Nationale BRL 2818 d.d. 2005-07-01 Het functioneel herstellen van geprefabriceerde begane grond vloeren van gewapend beton
5
1.4 Eisen en bepalingsmethoden
In deze beoordelingsrichtlijn zijn eisen en bepalingsmethoden vastgelegd. Daaronder wordt het volgende verstaan.
1.4.1 Eisen Prestatie-eisen: in maten of getallen geconcretiseerde eisen die zijn toegespitst op bepaalde (functionele) eigenschappen van de uitgevoerde werkzaamheden en die een te behalen grenswaarde bevatten die ondubbelzinnig kan worden berekend of gemeten. Producteisen: in maten of getallen geconcretiseerde eisen die zijn toegespitst op de (identificeerbare) eigenschappen van de in het proces toegepaste producten en die een te behalen grenswaarde bevatten die ondubbelzinnig kan worden berekend of gemeten. Proceseisen: geconcretiseerde eisen waaraan het proces moet voldoen, zonodig met inbegrip van de daarbij aan te houden condities en randvoorwaarden waaronder het proces mag of moet plaats vinden. 1.4.2 Bepalingsmethoden Toelatingsonderzoek: het onderzoek om vast te stellen dat aan alle in de BRL gestelde eisen wordt voldaan. Controleonderzoek: het onderzoek dat na certificaatverlening wordt uitgevoerd om vast te stellen of de gecertificeerde processen en uitgevoerde werkzaamheden bij voortduring aan de in de BRL gestelde eisen voldoen. In hoofdstuk 6 is samengevat welk onderzoek zal worden uitgevoerd door de certificatie-instelling bij de toelating en bij controles, en met welke frequentie het controleonderzoek zal worden uitgevoerd.

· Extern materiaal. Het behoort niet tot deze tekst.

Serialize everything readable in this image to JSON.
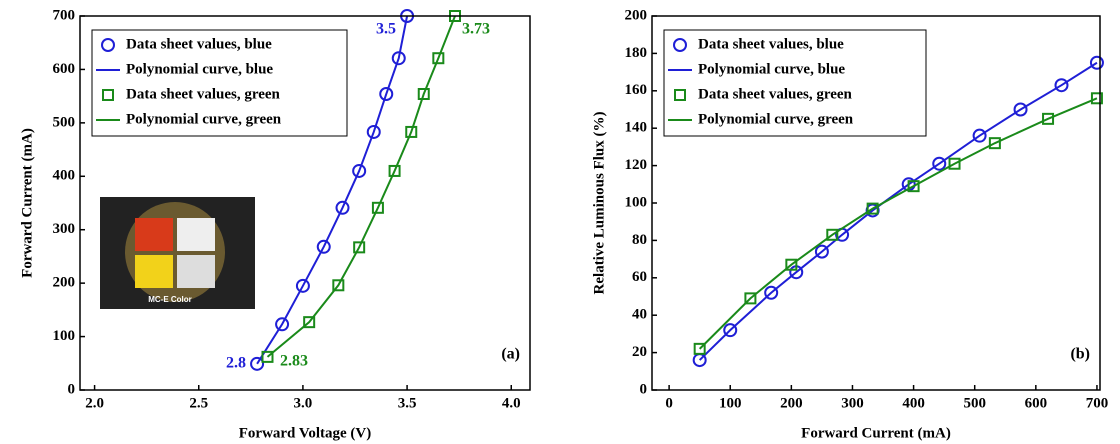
{
  "chart_data": [
    {
      "type": "line",
      "x_label": "Forward Voltage (V)",
      "y_label": "Forward Current (mA)",
      "xlim": [
        1.93,
        4.09
      ],
      "ylim": [
        0,
        700
      ],
      "xticks": [
        {
          "value": 2,
          "label": "2.0"
        },
        2.5,
        {
          "value": 3,
          "label": "3.0"
        },
        3.5,
        {
          "value": 4,
          "label": "4.0"
        }
      ],
      "yticks": [
        0,
        100,
        200,
        300,
        400,
        500,
        600,
        700
      ],
      "legend": "upper left",
      "annotations": [
        "3.5",
        "3.73",
        "2.8",
        "2.83",
        "(a)",
        "MC-E Color"
      ],
      "series": [
        {
          "name": "Data sheet values, blue",
          "color": "#1f1fd6",
          "marker": "circle",
          "x": [
            2.78,
            2.9,
            3.0,
            3.1,
            3.19,
            3.27,
            3.34,
            3.4,
            3.46,
            3.5
          ],
          "values": [
            49,
            123,
            195,
            268,
            341,
            410,
            483,
            554,
            621,
            700
          ]
        },
        {
          "name": "Polynomial curve, blue",
          "color": "#1f1fd6",
          "x": [
            2.78,
            2.9,
            3.0,
            3.1,
            3.19,
            3.27,
            3.34,
            3.4,
            3.46,
            3.5
          ],
          "values": [
            49,
            123,
            195,
            268,
            341,
            410,
            483,
            554,
            621,
            700
          ]
        },
        {
          "name": "Data sheet values, green",
          "color": "#1a8a1a",
          "marker": "square",
          "x": [
            2.83,
            3.03,
            3.17,
            3.27,
            3.36,
            3.44,
            3.52,
            3.58,
            3.65,
            3.73
          ],
          "values": [
            62,
            127,
            196,
            267,
            341,
            410,
            483,
            554,
            621,
            700
          ]
        },
        {
          "name": "Polynomial curve, green",
          "color": "#1a8a1a",
          "x": [
            2.83,
            3.03,
            3.17,
            3.27,
            3.36,
            3.44,
            3.52,
            3.58,
            3.65,
            3.73
          ],
          "values": [
            62,
            127,
            196,
            267,
            341,
            410,
            483,
            554,
            621,
            700
          ]
        }
      ]
    },
    {
      "type": "line",
      "x_label": "Forward Current (mA)",
      "y_label": "Relative Luminous Flux (%)",
      "xlim": [
        -28,
        705
      ],
      "ylim": [
        0,
        200
      ],
      "xticks": [
        0,
        100,
        200,
        300,
        400,
        500,
        600,
        700
      ],
      "yticks": [
        0,
        20,
        40,
        60,
        80,
        100,
        120,
        140,
        160,
        180,
        200
      ],
      "legend": "upper left",
      "annotations": [
        "(b)"
      ],
      "series": [
        {
          "name": "Data sheet values, blue",
          "color": "#1f1fd6",
          "marker": "circle",
          "x": [
            50,
            100,
            167,
            208,
            250,
            283,
            333,
            392,
            442,
            508,
            575,
            642,
            700
          ],
          "values": [
            16,
            32,
            52,
            63,
            74,
            83,
            96,
            110,
            121,
            136,
            150,
            163,
            175
          ]
        },
        {
          "name": "Polynomial curve, blue",
          "color": "#1f1fd6",
          "x": [
            50,
            100,
            167,
            208,
            250,
            283,
            333,
            392,
            442,
            508,
            575,
            642,
            700
          ],
          "values": [
            16,
            32,
            52,
            63,
            74,
            83,
            96,
            110,
            121,
            136,
            150,
            163,
            175
          ]
        },
        {
          "name": "Data sheet values, green",
          "color": "#1a8a1a",
          "marker": "square",
          "x": [
            50,
            133,
            200,
            267,
            333,
            400,
            467,
            533,
            620,
            700
          ],
          "values": [
            22,
            49,
            67,
            83,
            97,
            109,
            121,
            132,
            145,
            156
          ]
        },
        {
          "name": "Polynomial curve, green",
          "color": "#1a8a1a",
          "x": [
            50,
            133,
            200,
            267,
            333,
            400,
            467,
            533,
            620,
            700
          ],
          "values": [
            22,
            49,
            67,
            83,
            97,
            109,
            121,
            132,
            145,
            156
          ]
        }
      ]
    }
  ]
}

1.5 Acceptatie van door de aannemer geleverde onderzoeksrapporten Indien door de aannemer rapporten van onderzoekinstellingen of laboratoria worden overlegd om aan te tonen dat aan de eisen van de BRL wordt voldaan, zal moeten worden aangetoond dat deze zijn opgesteld door een instelling die voldoet aan de van toepassing zijnde accreditatienorm, te weten: • NEN-EN-ISO/IEC 17025 voor laboratoria; • NEN-EN 45004 voor inspectie-instellingen; • NEN-EN 45011 voor certificatie-instellingen die producten certificeren; • NEN-EN 45012 voor certificatie-instellingen die systemen certificeren. De instelling wordt geacht aan deze criteria te voldoen wanneer een accreditatiecertificaat kan worden overlegd, afgegeven door de Raad voor Accreditatie (RvA) of een accreditatie-instelling waarmee de RvA een overeenkomst van wederzijdse acceptatie heeft gesloten. Deze accreditatie moet betrekking hebben op het voor deze BRL vereiste onderzoek. Indien geen accreditatiecertificaat kan worden overlegd, zal de certificatie-instelling zelf verifiëren of aan de accreditatienorm is voldaan, of het betreffende onderzoek opnieuw zelf (laten) uitvoeren.
1.6 Kwaliteitsverklaring
De af te geven kwaliteitsverklaring wordt aangeduid als KOMO procescertificaat.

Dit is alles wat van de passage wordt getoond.